In my e-mail inbox this morning was the following message: "Paul Schiffman died last night in his apartment." I got to know Paul in the 1970s when he was a bartender at the Lion's Head and I was a young lawyer living in Greenwich Village. At the time, I was taking the waters at the Head, which was a few blocks from my apartment. I'd heard that Paul had been a captain in the Merchant Marine, so one night, after he'd gone off duty (Paul worked the early shift, from noon to eight in the evening) and taken a seat next to me at the bar, I told him of my four sea crossings of the Atlantic during my childhood and my continuing fascination with ships and the sea. After a while, he growled something about having made his living on the sea and not needing to hear about it from "landlubbers and bollard squatters." A few months later, I was once again sitting next to him and, undeterred by our previous encounter, I said I had read that the Liberté, on which I had crossed the Atlantic twice, had gone to the breakers. "When I read that I damn near cried," I said. "I loved that ship." He put an arm across my shoulders and said, "Claude, that's something you and I understand that landlubbers and bollard squatters never will."

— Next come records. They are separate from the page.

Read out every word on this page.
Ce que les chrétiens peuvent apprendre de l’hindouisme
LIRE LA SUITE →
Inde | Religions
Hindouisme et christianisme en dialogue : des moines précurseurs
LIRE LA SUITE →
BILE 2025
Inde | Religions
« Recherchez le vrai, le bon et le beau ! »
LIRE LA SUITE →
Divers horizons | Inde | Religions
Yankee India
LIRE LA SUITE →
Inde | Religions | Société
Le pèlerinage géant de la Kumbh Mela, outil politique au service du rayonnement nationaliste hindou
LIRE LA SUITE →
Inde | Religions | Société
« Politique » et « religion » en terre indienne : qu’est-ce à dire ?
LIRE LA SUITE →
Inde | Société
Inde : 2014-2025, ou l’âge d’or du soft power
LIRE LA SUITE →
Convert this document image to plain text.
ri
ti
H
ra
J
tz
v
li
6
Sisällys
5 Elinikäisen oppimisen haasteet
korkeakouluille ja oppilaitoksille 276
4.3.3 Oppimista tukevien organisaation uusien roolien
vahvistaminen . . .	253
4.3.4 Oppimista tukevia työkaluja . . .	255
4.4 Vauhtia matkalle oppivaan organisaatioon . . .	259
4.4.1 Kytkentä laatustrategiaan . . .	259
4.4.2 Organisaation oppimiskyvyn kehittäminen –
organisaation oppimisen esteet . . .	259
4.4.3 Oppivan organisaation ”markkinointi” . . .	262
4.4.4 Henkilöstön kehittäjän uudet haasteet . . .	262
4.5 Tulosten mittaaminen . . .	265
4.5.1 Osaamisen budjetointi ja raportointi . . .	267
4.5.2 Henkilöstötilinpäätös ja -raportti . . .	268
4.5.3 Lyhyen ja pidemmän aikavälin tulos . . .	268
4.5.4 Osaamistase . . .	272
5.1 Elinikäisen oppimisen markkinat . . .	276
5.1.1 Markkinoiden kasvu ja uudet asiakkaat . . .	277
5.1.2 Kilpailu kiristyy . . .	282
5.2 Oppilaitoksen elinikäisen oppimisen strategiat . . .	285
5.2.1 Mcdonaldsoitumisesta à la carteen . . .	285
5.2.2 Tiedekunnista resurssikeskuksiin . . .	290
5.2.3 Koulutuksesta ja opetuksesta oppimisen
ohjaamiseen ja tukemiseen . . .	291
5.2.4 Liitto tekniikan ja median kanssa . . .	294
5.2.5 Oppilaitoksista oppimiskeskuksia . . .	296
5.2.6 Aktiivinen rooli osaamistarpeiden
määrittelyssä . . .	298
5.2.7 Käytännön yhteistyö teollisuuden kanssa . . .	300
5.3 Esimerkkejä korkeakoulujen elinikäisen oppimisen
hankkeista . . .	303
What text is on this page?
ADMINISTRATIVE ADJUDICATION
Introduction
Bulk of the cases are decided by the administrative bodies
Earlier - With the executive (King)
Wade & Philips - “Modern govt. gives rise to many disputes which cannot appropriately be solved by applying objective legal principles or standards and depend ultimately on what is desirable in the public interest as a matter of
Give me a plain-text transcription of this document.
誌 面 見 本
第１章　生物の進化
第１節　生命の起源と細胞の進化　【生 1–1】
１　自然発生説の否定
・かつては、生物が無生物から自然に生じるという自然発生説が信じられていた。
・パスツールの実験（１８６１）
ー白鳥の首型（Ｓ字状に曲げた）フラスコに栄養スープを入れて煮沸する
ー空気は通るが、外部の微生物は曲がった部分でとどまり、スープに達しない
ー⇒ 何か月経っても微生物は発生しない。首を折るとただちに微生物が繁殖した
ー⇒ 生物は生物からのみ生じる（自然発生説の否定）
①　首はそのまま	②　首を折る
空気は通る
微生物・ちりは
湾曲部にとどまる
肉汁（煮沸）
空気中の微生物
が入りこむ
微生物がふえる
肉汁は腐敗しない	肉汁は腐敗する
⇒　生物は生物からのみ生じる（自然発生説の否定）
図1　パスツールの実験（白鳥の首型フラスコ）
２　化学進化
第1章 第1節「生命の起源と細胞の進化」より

Paul was emphatic in his likes and dislikes. Any drink with more than two ingredients was anathema. I was at the bar when four young men in suits came in. As one approached the bar, Paul said, "What can I get you, mate?" "Four tequila sunrises" was the answer. As Paul slammed four glasses down and was filling them with ice, the customer tried to make conversation, asking Paul what he thought about a scandal involving Bess Meyerson, a former Miss America who'd gotten involved in city politics. "None of my affair," Paul said, gruffly. "But did you see..." the man continued. "Look," Paul said, "I don't give a damn if they hang her or shoot her!" After the Head's owner installed TVs at each end of the bar, I was in one evening and got enthusiastic about a college basketball game. I noticed Paul glaring at me, and when our eyes met, he said, "We used to have a portable TV that we kept in the cabinet under the dry bar, and we brought it out once every year--for the Kentucky Derby!"
Over the years, Paul and I had many conversations. We never became close friends, but I came to cherish his company and his opinions. He was unsparing of any tendentiousness or bullshit. I last saw Paul about a year ago, at a reunion of Lion's Head alumni at the Kettle of Fish, the bar that now occupies the space formerly taken by the Head. As I was parting, I shook Paul's hand, and, sensing that it might be the last time, said something a bit awkward (I don't recall just what), and he gave me a sharp look. Just a few days ago, I was recalling this and wondering if I'd get the chance to see Paul again.
Update: there was a memorial gathering for Paul at the Kettle of Fish on Sunday, February 27. Read Dermot McEvoy's account of it here.
Last times are like that, if you're not paying attention they can get by you. Sometimes they get by you anyway.
ReplyDeleteHaving done a bit of sailing in yachts, I once said something to Paul about "crossing the pond" to Europe. He slammed my Heineken down on the bar and snarled, "It's not a pond, it's the f***ing Atlantic Ocean!"
ReplyDeleteWith Wes and Mike and Tommy -- and now Paul -- gone (I'm sure I'm missing others), the Head's front line has passed. They were all formidable men and good friends. Thank you Claude for the soulful reminiscence.
ReplyDeleteWhen I returned to the City in 1983 I went straight to the Head and discovered -- to my great delight -- I had not been made a stranger by an absence of nearly 13 years. Tommy was on the bar that night (30 March, also my birthday) and he welcomed me with "figured you'd be back eventually" and a big grin. A few days later, the ever-taciturn Paul surprised me by asking where I'd been and what I'd been doing, "The Pacific Northwest, mostly photography and journalism," I said, "including a damn fine alternative paper called The Seattle Sun." He merely nodded. But when I mentioned I'd spent a year as a commercial fisherman -- engineer on a 96-foot salmon seiner -- he rewarded me with one of his infinitely rare eye-to-eye smiles and muttered words I didn't quite catch -- sounded like "that makes you part of the brotherhood." Then as if embarrassed by his own display of emotion he looked away and hastened to serve someone else. Fair weather and following seas, Paul; may there be no U-boats in the waters of the hereafter.